Al volver a la ciudad por el bulevar, pensé en todas las cosas que habría podido decirle. Habría debido contarle lo de las patatas fritas y que mi instinto me decía que Porterhouse mentía. Habría debido explicarle que el coche hizo marcha atrás por la izquierda de Beachum. Habría debido dibujarle un mapa y enseñárselo. Algunas veces, es preciso fiarse del instinto, habría tenido que decir. Y, en cuanto a los pecados de la sociedad, blancos y negros, la intolerancia y la injusticia… lo único que sé son las cosas que ocurren, habría tenido que decir. Alguien empuñó la pistola, alguien apretó el gatillo. Esos fueron los hechos. Amy Wilson fue asesinada y otro hombre iba a pagar por ello. Eso era lo que sabía. Eso es lo que habría tenido que decirle.
Pasaba por la ciudad universitaria, a través de la oscuridad. Conduciendo despacio, tratándose de mí, sobrepasando ligeramente el límite de velocidad, sin rumbo fijo. La radio estaba encendida, era la emisora informativa, y el locutor murmuraba en voz baja marcando el ritmo engreído de las noticias. Pasaba frente a un McDonald’s donde -según descubrí posteriormente en el informe de la policía- Michelle Ziegler se había tornado el café aquella mañana, se había sentado y había gritado algo sobre una noche asquerosa, antes de evadirse en dirección a la Curva del Muerto.
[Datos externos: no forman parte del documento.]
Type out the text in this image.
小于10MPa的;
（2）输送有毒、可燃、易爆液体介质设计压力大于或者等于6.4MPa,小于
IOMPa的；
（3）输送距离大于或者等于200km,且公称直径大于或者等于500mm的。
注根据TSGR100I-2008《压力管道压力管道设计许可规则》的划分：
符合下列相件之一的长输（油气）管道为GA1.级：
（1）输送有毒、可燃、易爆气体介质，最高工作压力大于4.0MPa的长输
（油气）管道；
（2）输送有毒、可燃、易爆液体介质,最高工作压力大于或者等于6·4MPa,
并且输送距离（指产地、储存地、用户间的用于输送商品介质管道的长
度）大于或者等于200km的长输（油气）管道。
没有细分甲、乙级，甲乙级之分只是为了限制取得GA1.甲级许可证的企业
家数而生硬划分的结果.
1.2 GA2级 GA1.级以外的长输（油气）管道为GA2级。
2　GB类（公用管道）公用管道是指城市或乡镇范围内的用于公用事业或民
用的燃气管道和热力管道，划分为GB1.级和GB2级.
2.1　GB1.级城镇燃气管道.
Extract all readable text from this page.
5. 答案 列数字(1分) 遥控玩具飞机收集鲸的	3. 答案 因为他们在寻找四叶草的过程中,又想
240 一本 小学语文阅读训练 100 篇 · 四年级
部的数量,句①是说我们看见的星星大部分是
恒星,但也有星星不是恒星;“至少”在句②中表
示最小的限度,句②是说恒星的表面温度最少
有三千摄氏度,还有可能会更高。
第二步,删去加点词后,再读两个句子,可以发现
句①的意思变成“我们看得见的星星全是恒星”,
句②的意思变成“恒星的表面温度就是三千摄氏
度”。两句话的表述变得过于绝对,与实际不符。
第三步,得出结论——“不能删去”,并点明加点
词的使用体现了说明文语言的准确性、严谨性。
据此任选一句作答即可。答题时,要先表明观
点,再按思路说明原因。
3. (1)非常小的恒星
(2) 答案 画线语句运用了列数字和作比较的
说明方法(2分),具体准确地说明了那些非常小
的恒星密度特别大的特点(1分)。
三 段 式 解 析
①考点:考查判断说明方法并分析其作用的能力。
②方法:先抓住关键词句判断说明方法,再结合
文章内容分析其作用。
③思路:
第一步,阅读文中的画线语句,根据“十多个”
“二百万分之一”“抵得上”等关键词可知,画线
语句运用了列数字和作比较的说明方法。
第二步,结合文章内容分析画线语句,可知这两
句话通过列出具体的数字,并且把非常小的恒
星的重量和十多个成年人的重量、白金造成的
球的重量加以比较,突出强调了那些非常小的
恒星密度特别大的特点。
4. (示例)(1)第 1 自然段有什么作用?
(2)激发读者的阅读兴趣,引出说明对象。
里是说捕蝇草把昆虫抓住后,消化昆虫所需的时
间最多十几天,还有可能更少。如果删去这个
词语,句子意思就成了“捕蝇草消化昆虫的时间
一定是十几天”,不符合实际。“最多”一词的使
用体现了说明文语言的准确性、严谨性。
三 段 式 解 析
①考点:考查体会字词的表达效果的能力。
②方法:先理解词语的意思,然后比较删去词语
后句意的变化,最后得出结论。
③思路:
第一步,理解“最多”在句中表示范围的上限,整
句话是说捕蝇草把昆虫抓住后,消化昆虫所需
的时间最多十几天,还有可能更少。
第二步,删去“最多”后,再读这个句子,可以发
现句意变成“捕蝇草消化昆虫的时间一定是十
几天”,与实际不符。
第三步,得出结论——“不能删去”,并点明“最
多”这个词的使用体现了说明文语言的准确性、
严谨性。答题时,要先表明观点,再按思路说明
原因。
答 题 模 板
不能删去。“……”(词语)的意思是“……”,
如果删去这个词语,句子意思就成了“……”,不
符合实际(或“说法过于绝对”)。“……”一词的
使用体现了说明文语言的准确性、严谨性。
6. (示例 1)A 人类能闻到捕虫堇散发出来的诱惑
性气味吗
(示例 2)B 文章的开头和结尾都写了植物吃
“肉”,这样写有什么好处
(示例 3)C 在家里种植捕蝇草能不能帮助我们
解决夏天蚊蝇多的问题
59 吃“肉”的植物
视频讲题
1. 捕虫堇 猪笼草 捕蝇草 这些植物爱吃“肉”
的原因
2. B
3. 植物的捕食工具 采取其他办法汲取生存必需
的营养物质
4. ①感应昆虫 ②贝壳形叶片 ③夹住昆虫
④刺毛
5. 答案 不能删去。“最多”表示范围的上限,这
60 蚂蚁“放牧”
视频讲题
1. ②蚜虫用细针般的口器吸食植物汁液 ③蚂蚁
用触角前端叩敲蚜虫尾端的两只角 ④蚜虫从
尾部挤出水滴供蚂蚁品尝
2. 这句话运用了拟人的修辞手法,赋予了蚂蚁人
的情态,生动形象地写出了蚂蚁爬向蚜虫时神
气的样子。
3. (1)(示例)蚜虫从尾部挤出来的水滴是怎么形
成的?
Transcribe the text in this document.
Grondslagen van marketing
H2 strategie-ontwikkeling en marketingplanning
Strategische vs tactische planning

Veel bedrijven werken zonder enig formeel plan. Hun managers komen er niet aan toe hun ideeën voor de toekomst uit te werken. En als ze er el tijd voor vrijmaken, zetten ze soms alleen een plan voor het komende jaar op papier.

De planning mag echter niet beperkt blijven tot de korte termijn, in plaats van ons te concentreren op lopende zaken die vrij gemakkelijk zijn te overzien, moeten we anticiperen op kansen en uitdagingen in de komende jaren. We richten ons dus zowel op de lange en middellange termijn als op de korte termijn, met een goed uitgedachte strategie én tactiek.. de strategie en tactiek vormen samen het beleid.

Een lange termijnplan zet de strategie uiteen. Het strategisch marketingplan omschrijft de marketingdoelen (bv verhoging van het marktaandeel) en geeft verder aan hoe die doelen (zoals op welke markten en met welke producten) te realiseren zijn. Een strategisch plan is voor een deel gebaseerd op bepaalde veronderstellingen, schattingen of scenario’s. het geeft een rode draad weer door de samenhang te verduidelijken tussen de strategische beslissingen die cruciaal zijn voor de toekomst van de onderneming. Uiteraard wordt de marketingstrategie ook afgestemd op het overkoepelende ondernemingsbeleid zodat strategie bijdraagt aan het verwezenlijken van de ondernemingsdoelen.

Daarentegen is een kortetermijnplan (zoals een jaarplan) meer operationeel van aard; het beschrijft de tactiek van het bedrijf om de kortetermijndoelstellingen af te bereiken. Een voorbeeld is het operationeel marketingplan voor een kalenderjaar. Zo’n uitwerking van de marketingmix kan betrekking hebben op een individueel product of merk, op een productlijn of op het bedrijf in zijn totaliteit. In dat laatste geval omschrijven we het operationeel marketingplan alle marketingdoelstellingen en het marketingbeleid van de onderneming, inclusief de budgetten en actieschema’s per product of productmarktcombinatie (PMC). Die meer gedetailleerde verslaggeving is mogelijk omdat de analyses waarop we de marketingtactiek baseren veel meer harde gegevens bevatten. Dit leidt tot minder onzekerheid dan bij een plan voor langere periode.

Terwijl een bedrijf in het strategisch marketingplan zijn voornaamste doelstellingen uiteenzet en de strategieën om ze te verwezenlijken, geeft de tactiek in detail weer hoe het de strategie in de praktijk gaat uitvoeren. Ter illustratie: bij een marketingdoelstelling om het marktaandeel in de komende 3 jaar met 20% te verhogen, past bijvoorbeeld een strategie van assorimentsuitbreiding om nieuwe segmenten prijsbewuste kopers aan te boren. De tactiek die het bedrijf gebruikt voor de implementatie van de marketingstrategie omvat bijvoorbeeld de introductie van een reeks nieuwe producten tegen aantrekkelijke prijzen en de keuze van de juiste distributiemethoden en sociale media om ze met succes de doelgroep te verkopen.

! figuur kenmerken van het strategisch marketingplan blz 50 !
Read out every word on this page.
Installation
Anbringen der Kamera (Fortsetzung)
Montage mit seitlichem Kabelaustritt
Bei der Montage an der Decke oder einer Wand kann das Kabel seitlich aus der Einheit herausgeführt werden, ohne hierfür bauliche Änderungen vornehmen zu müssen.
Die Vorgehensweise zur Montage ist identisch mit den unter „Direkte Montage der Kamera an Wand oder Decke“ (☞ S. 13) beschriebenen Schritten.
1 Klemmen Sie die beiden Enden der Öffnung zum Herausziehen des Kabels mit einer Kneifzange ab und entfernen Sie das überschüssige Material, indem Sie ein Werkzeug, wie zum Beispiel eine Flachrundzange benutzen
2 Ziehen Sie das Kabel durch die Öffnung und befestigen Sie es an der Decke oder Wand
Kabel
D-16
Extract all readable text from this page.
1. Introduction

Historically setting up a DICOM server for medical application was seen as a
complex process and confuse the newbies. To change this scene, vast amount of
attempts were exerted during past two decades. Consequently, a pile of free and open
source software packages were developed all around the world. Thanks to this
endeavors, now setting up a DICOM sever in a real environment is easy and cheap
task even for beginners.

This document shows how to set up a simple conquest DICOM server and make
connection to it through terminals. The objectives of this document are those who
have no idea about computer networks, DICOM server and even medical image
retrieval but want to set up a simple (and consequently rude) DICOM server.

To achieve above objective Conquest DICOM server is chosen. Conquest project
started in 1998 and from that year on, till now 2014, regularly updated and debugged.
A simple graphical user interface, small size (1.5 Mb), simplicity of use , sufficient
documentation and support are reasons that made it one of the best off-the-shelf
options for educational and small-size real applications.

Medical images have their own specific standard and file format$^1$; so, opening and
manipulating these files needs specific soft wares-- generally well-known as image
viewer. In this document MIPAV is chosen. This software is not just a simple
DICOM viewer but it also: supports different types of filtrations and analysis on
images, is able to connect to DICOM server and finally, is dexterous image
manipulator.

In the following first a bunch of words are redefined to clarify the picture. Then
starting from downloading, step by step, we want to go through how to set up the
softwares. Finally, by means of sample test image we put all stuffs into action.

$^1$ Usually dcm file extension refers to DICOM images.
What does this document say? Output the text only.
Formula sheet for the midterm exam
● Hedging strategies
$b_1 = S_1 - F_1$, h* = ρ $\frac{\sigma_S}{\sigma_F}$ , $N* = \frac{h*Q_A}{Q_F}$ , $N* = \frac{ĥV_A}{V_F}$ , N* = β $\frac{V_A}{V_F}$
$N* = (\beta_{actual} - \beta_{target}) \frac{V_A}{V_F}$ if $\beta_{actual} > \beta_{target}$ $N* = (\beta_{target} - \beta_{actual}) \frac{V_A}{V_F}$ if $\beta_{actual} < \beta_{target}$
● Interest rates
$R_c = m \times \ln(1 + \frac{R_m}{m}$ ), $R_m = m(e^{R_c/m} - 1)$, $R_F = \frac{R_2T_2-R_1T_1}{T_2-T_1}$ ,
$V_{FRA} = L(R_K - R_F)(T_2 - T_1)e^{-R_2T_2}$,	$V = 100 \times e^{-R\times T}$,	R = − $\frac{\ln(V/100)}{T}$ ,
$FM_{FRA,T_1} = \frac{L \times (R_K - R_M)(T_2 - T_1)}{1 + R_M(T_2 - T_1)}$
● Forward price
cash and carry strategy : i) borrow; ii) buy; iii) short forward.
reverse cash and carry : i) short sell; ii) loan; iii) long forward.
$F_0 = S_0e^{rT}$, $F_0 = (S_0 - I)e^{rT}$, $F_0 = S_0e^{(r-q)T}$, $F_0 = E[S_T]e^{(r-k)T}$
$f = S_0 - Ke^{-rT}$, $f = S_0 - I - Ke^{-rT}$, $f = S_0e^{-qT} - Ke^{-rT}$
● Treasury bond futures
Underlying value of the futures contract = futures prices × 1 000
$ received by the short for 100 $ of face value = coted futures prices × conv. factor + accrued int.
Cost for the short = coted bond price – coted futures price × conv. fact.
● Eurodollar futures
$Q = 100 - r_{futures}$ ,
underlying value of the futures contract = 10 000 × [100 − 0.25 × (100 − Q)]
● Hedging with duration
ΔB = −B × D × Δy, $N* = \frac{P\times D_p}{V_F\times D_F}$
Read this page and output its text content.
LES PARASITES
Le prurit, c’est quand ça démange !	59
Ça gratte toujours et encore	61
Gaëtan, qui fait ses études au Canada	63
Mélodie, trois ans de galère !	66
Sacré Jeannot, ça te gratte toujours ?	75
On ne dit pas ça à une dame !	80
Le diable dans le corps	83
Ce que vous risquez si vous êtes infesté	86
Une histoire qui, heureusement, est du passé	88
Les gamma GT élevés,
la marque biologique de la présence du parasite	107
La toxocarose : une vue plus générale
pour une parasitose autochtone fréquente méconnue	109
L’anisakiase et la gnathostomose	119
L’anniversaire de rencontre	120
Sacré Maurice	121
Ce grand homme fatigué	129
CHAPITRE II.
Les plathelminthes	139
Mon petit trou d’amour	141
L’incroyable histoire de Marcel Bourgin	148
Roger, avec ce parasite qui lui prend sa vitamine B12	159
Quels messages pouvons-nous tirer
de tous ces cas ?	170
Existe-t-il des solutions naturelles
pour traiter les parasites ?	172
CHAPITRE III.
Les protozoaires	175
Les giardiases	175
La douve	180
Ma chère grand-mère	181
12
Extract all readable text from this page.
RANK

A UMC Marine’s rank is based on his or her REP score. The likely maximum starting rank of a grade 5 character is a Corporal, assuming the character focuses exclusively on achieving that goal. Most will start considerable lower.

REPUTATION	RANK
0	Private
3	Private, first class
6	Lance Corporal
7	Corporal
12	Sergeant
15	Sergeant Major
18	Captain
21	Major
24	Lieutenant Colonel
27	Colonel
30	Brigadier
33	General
Habría tenido que decir algo, pensé al pasar por delante. Habría tenido que decir cualquier cosa que me hubiese pasado por la mente. Seguramente no habría cambiado nada, pero ahora, tal como estaban las cosas, todo estaba perdido. No quedaba nada más que hacer, nadie más con quien hablar, no más pistas que seguir. Eran las ocho pasadas. Faltaban menos de cuatro horas para la ejecución y yo no tenía ni la más mínima prueba para presentarme ante el propietario y director del periódico, el señor Lowenstein, ningún argumento de peso para que llamara por teléfono a la oficina del gobernador y comprar a Beachum un poco de tiempo, tiempo suficiente.
Supongo que debería de haber profundizado en el tema. Estrujarme los sesos, intentar descubrir un nuevo ángulo, una pista nueva. Pero no lo hice. No podía. No ame quedaban fuerzas. Ni tan sólo podía pensar en ello durante un segundo. Cuando lo intentaba, mi mente se despistaba con otras cosas. Mi trabajo, por ejemplo. Sin esa historia para crecer mi reputación… ¿cómo diablos iba conseguir que Bob me dejara en paz? ¿Cómo iba a convencerle de que me permitiera conservar mi trabajo? Y Barbara. Cuando me despidieran, descubriría la verdad. La descubriría de un modo u otro. Y desaparecería. Y Davy con ella. Y yo amaba a Davy, si de verdad amaba a alguien, y no quería envejecer solo. Si al menos hubiera conseguido esta historia, pensaba sin cesar. Si hubiera podido convertirme en héroe y sobrevivir al drama inminente, tal vez habría podido cambiar las cosas, tal vez habría podido defenderme presentando argumentos convincentes. En el periódico. Con mi mujer. Tal vez. De alguna manera.
La luces del bulevar me deslumbraban, brillaban delante de mis ojos. Pasé por el parque y frente a la serie de garajes bajos, restaurantes de comida rápida y aparcamientos. Llegué al extremo de la ciudad y vi la Curva del Muerto a lo lejos. Me acerqué a ella en el tráfico escaso de aquel lunes por la noche. Al pasar, eché un vistazo por la ventana en dirección a la gasolinera. Se habían llevado la carrocería destrozada del Datsun rojo de Michelle, pero la marca negra del choque todavía manchaba la pared blanca del garaje. Podía verlo por las luces de sodio de la gasolinera. Con la luz, los fragmentos de cristal todavía centelleaban sobre el asfalto.
– Niñata estúpida -murmuré, y mi corazón se estremeció pensando en ella, pensando en Beachum, pensando en mí mismo.
Salía de la curva cuando oí su nombre: Beachum. Era el locutor de la radio. Subí el volumen y escuché mientras la carretera se enderezaba delante de mí.
– Frank Beachum -anunció el locutor en tono solemne-, el vecino de St. Louis condenado a morir mediante inyección letal a medianoche, acaba de confesar presuntamente su crimen.